Martin would finish scoreless in 29 minutes, joining Iman Shumpert as a starter who didn't score. Prigioni didn't score, either, but he played only three minutes.

"There were a lot of things playing into why I did what I did," Woodson said after offering a muddled explanation having to do with Shumpert's sore knee, "but that lineup has been good and there's a strong chance we could go right back to that lineup [in Game 5]."

That's wise, especially if it means more time for Prigioni, who was on the floor one fifth as long as yet another scoreless Knick, Jason Kidd, who has not made a field goal since April 23 and hasn't made a two-pointer since April 7.

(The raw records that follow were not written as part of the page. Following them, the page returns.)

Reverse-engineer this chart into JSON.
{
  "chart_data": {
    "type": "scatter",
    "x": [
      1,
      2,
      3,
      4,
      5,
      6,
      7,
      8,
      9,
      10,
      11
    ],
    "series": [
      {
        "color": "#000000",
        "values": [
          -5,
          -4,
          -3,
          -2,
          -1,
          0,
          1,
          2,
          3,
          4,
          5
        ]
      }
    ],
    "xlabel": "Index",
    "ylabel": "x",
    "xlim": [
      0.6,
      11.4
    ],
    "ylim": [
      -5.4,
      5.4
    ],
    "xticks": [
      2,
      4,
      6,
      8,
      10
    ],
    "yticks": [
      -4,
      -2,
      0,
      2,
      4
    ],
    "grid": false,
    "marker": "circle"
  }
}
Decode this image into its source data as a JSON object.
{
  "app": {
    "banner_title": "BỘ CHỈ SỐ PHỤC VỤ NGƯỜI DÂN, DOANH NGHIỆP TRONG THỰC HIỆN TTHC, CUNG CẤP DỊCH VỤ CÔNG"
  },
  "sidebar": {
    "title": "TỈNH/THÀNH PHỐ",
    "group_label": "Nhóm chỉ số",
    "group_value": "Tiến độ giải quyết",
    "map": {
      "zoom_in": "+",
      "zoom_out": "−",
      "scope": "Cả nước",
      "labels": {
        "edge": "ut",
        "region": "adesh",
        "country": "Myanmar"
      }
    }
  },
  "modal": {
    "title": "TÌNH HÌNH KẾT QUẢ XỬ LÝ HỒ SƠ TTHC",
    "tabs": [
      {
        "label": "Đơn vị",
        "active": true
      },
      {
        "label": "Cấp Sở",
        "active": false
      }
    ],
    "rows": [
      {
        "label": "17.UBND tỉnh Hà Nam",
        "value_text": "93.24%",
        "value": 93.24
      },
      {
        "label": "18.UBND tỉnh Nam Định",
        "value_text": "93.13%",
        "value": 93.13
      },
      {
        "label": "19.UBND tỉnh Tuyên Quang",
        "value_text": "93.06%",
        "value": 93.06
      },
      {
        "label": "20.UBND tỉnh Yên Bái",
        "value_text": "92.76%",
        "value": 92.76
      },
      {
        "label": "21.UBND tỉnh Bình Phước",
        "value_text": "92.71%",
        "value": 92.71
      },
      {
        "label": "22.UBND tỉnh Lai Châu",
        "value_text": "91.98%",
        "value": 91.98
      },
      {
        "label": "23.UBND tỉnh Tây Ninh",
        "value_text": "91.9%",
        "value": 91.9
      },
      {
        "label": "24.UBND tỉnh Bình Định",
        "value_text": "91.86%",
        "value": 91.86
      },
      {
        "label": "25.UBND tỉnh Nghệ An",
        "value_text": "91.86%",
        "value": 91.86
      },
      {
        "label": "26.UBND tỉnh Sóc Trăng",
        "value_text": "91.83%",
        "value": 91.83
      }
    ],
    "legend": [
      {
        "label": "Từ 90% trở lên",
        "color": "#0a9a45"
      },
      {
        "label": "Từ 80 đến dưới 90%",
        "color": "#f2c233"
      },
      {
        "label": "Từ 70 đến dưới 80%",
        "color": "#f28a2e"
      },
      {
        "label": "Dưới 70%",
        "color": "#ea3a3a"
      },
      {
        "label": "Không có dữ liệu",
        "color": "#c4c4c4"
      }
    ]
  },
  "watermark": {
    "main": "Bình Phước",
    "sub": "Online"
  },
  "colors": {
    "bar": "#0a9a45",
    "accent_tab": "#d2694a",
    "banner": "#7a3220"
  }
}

"I will never kick J-Kidd to the curb, man," Woodson said, demonstrating both loyalty and stubbornness, traits that also seem to apply to Amar'e Stoudemire's continued participation.

The strangest coaching moment in Game 4 came early in the fourth quarter, when Chris Copeland made a three-pointer to get the Knicks within 10 points. Anthony then re-entered but rather than sub for Stoudemire he replaced Copeland.

"That didn't hurt us," Woodson said. "We outscored them the second half . . . The game was lost, I thought, in the second quarter."

It has been an odd series from the start for Woodson, who correctly has criticized his players for being outhustled yet hasn't been able to change that dynamic. Wednesday he correctly lamented that his guys got into a "shoving war" in Game 4 that he called "just ridiculous." It's on him to put a stop to that, too.

To be fair, Woodson mostly is grasping for answers at this stage, with few good ones available. He answered those posed by reporters after practice, but he canceled his weekly appearance on ESPN Radio. Co-host Stephen A. Smith said on the air it was the team's decision not to have Woodson go on. The Knicks declined to comment.

But really, there is not much more to say, and there won't be much more time to say it if Anthony and/or Smith don't get hot very soon, because the Knicks don't have other reliable offensive answers.

Woodson is 1-11 in second-round games as a head coach.

"Right now our backs are against the wall," he said, "and my job is to get us out of this hole."